Monday, June 8, 2015

J.D. Salinger, we hardly knew ye ... by Michael Little

[Note:  J.D. Salinger died five years ago.  This is an essay I wrote at that time.  All true at the time, and today.]

Image result for The Catcher in the Rye

J.D. Salinger, best known for writing a sensationally popular and critically acclaimed novel over 50 years ago, and for never having appeared on Oprah or The Tonight Show, or pretty much anywhere else outside of Cornish, New Hampshire, after he ran from his celebrity, died last week at the age of 91.

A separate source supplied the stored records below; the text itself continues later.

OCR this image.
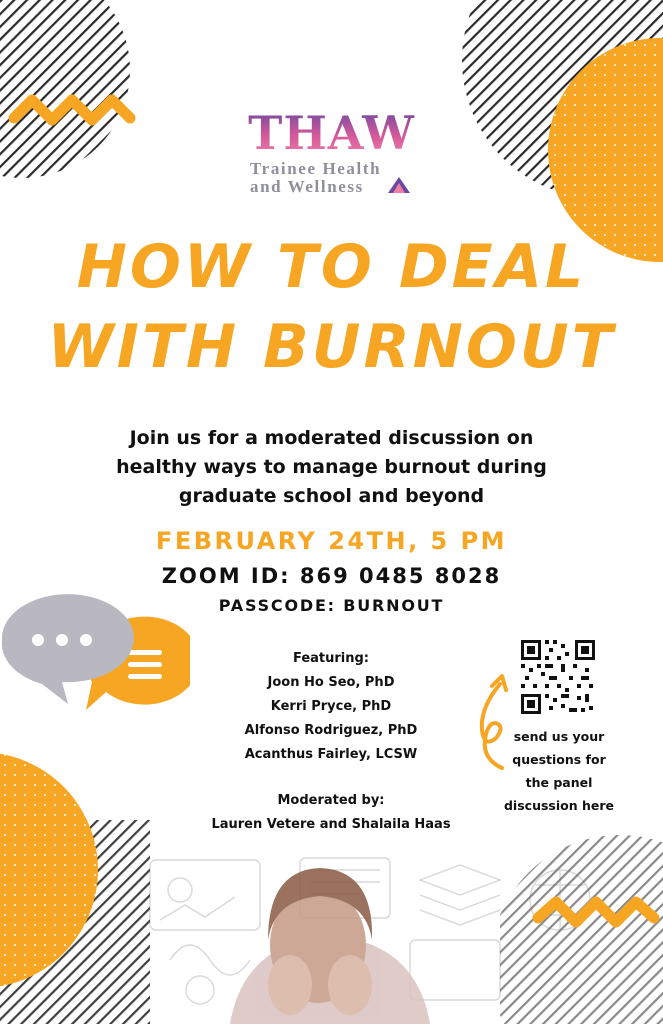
THAW
Trainee Health
and Wellness
HOW TO DEAL
WITH BURNOUT
Join us for a moderated discussion on
healthy ways to manage burnout during
graduate school and beyond
FEBRUARY 24TH, 5 PM
ZOOM ID: 869 0485 8028
PASSCODE: BURNOUT
Featuring:
Joon Ho Seo, PhD
Kerri Pryce, PhD
Alfonso Rodriguez, PhD
Acanthus Fairley, LCSW
Moderated by:
Lauren Vetere and Shalaila Haas
send us your
questions for
the panel
discussion here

This news has been rattling around in my head in the five days since he left us (this time for good). My thoughts on Salinger keep returning not to the writer but to his most famous character, the narrator and antihero of The Catcher in the Rye, on his way home at Christmas from yet another dismal failure as a prep school student, but not going straight home, instead spending a weekend underground in Manhattan, searching, lost, the 20th century Huck Finn, and like Huck always on the move—Holden Caulfield.

Everyone who's read Catcher has their own memories. For me, it's summer and I've just graduated from high school. I'm in Saint Louis taking music classes and I've bought a copy of the book I've heard about and I'm sitting in a small restaurant by myself, reading Holden's account of his weekend in New York City.

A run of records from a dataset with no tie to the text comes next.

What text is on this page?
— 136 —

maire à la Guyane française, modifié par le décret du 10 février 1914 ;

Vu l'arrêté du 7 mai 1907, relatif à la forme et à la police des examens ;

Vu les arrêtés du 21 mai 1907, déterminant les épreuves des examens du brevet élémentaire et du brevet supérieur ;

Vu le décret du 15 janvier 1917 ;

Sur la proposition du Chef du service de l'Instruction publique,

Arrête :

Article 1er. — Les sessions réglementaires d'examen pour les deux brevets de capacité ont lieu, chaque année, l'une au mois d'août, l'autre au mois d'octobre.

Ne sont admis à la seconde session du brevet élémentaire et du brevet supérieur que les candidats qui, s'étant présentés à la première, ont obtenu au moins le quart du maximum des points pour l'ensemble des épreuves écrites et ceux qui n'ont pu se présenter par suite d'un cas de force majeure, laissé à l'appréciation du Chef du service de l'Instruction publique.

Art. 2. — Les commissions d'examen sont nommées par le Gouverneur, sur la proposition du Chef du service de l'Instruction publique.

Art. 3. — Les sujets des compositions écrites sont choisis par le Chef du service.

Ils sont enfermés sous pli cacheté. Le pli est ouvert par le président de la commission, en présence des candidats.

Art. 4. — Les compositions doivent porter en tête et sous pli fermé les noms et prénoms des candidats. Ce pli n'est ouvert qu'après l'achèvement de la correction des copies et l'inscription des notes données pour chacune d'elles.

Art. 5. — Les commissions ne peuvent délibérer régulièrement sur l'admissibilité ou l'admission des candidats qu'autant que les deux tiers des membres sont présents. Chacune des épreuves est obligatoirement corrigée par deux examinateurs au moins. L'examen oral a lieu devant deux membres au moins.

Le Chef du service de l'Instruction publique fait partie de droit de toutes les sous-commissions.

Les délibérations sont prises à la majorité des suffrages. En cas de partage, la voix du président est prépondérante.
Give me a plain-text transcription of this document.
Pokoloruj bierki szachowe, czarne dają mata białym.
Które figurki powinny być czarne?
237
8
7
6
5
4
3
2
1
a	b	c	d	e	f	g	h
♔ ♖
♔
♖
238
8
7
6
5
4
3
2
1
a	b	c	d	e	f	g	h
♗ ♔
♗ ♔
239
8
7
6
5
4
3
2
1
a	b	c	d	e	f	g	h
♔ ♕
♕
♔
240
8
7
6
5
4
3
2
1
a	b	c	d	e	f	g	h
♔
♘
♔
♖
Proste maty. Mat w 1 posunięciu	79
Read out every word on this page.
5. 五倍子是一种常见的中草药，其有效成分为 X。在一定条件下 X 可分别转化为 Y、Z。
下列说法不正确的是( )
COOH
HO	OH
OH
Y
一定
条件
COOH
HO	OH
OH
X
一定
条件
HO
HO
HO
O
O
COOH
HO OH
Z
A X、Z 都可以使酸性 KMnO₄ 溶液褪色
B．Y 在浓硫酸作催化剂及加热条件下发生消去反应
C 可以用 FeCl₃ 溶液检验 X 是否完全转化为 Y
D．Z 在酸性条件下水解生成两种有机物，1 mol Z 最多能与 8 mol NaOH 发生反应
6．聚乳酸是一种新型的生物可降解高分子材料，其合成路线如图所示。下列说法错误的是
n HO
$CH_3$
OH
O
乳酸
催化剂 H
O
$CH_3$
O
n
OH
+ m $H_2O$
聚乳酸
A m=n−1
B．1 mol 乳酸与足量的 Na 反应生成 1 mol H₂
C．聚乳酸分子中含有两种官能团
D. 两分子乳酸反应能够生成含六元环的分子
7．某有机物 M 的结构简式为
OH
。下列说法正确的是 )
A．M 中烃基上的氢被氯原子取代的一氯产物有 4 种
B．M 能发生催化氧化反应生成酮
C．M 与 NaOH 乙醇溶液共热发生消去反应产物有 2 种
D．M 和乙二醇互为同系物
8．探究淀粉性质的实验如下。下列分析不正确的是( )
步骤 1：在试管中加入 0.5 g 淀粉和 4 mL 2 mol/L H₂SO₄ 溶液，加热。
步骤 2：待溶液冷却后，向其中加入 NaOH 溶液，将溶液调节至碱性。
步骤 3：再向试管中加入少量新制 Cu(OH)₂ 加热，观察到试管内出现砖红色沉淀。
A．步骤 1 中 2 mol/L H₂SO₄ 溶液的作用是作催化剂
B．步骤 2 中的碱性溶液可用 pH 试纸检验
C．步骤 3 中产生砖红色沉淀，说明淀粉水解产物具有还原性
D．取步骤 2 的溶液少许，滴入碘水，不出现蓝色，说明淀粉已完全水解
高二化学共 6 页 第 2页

The book's paperback cover promises that "This unusual book will shock you, may make you laugh, and may break your heart—but you will never forget it." True on all points, although the book gave me more laughs than shocks, and as for breaking my heart, that was something I would have to wait six months for, when my high school sweetheart ran off with a sailor (an event that Holden would probably describe as both "corny" and "crummy").

About six years later Holden is waiting for me again. I need to choose a subject for a master's thesis in English, and I return to The Catcher in the Rye. By this time I've taken just about every literature class I can and I'm armed with all kinds of cool analytical tools to dissect Salinger and his book. When I read the rest of his fiction I am struck mostly by the importance of family in the stories, and not so much parents as siblings. All the Glass family brothers and sisters drive most of the other stories. As for Catcher, it's Holden's sister, Phoebe, who means the most to him and ultimately saves him from his crummy lost weekend. It's for Phoebe that Holden returns home.

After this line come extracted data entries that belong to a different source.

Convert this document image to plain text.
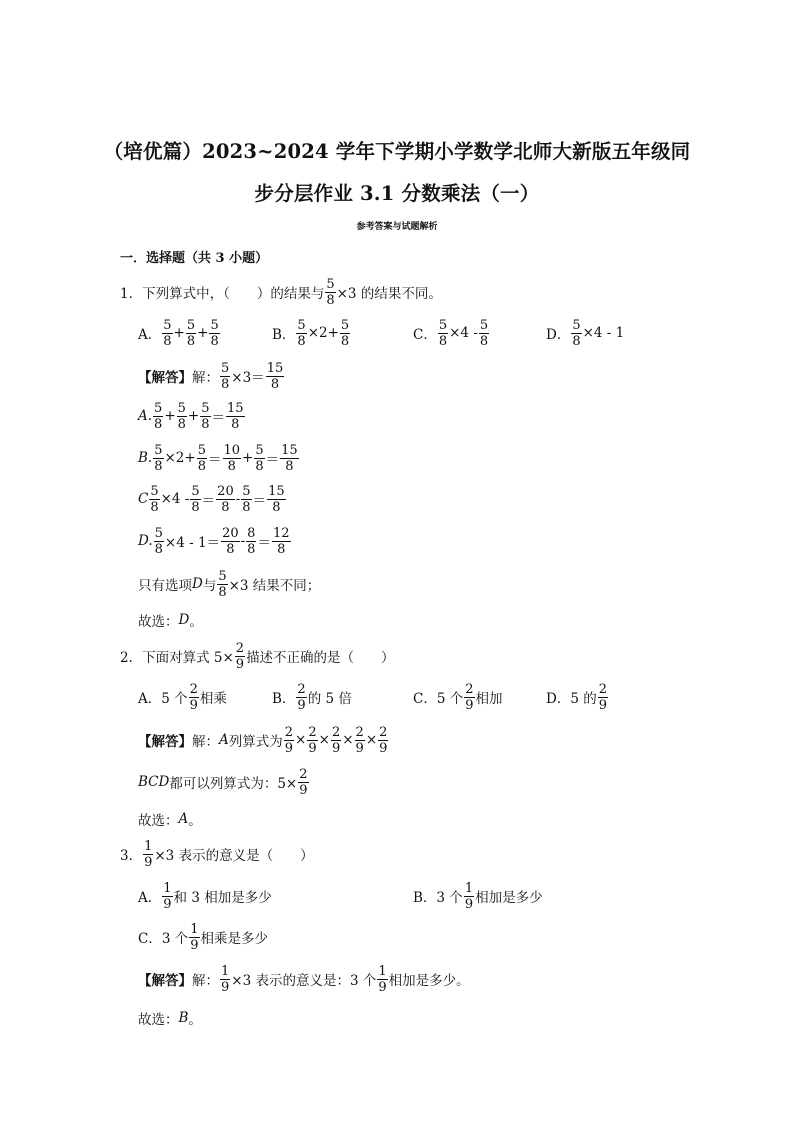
（培优篇）2023~2024 学年下学期小学数学北师大新版五年级同
步分层作业 3.1 分数乘法（一）
参考答案与试题解析
一．选择题（共 3 小题）
1．下列算式中，（　　）的结果与 $\frac{5}{8} \times 3$ 的结果不同。
A． $\frac{5}{8} + \frac{5}{8} + \frac{5}{8}$	B． $\frac{5}{8} \times 2+ \frac{5}{8}$	C． $\frac{5}{8} \times 4 - \frac{5}{8}$	D． $\frac{5}{8} \times 4 - 1$
【解答】 解： $\frac{5}{8} \times 3= \frac{15}{8}$
A. $\frac{5}{8} + \frac{5}{8} + \frac{5}{8} = \frac{15}{8}$
B. $\frac{5}{8} \times 2+ \frac{5}{8} = \frac{10}{8} + \frac{5}{8} = \frac{15}{8}$
C $\frac{5}{8} \times 4 - \frac{5}{8} = \frac{20}{8} - \frac{5}{8} = \frac{15}{8}$
D. $\frac{5}{8} \times 4 - 1= \frac{20}{8} - \frac{8}{8} = \frac{12}{8}$
只有选项 D 与 $\frac{5}{8} \times 3$ 结果不同；
故选： D 。
2．下面对算式 $5\times \frac{2}{9}$ 描述不正确的是（　　）
A．5 个 $\frac{2}{9}$ 相乘	B． $\frac{2}{9}$ 的 5 倍	C．5 个 $\frac{2}{9}$ 相加	D．5 的 $\frac{2}{9}$
【解答】 解： A 列算式为 $\frac{2}{9} \times \frac{2}{9} \times \frac{2}{9} \times \frac{2}{9} \times \frac{2}{9}$
BCD 都可以列算式为：$5\times \frac{2}{9}$
故选： A 。
3． $\frac{1}{9} \times 3$ 表示的意义是（　　）
A． $\frac{1}{9}$ 和 3 相加是多少	B．3 个 $\frac{1}{9}$ 相加是多少
C．3 个 $\frac{1}{9}$ 相乘是多少
【解答】 解： $\frac{1}{9} \times 3$ 表示的意义是：3 个 $\frac{1}{9}$ 相加是多少。
故选： B 。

So I write the thesis and call it "The Value of the Family in J. D. Salinger." Having finished the project, of course, I move on to other writers, other literature classes, away from Holden and Catcher, although, as the cover says, you will never forget it. Or him.

Eventually I move on to teach college English in Seattle. You would think that I'd include Holden in one of the college English courses, but I never do. I don't know why, I just don't. When I board a United flight one snowy Seattle morning, on my way to a new life in Hawaii, how can I have known that Holden is waiting for me on Maui?

It takes a couple of years on Maui, but on a fateful afternoon at Baldwin High School, there I am in the dusty old book room and another teacher is telling me to "look around and see what you can find." I spy a modest stack of worn, abandoned paperbacks against a wall. I move closer for a better look, and of course it's The Catcher in the Rye. Holden's been waiting for me. Lucky for me, and lucky for my students, there are just enough copies for the one class that awaits a new book. The next day I pass out the old paperbacks, ask the students to open them to chapter one, and then I begin reading aloud:
If you really want to hear about it, the first thing you'll probably want to know is where I was born and what my lousy childhood was like, and how my parents were occupied and all before they had me, and all that David Copperfield kind of crap, but I don't feel like going into it, if you want to know the truth.

Nobody speaks. I look up and the students all have their faces in the books. "Keep reading," one of them says. So I do. In the days that follow we live through that weekend with Holden Caulfield. By the time we finish the book the school year is almost over. No time to start another book. I collect some of the Catcher paperbacks (about half of the books have disappeared, and I know that the students who liked Holden best just can't give him up, and that's fine). I return the remaining books to the dusty old book room. They may still be there.

So that's it. I'm ready to move on. I look through the obituary and articles about J.D. Salinger in The New York Times, and I wish him well on his journey. As far as I know, Salinger never met Oprah. He never crashed a White House dinner. He never needed to be famous. But Holden Caulfield takes on the world for him. The book awaits.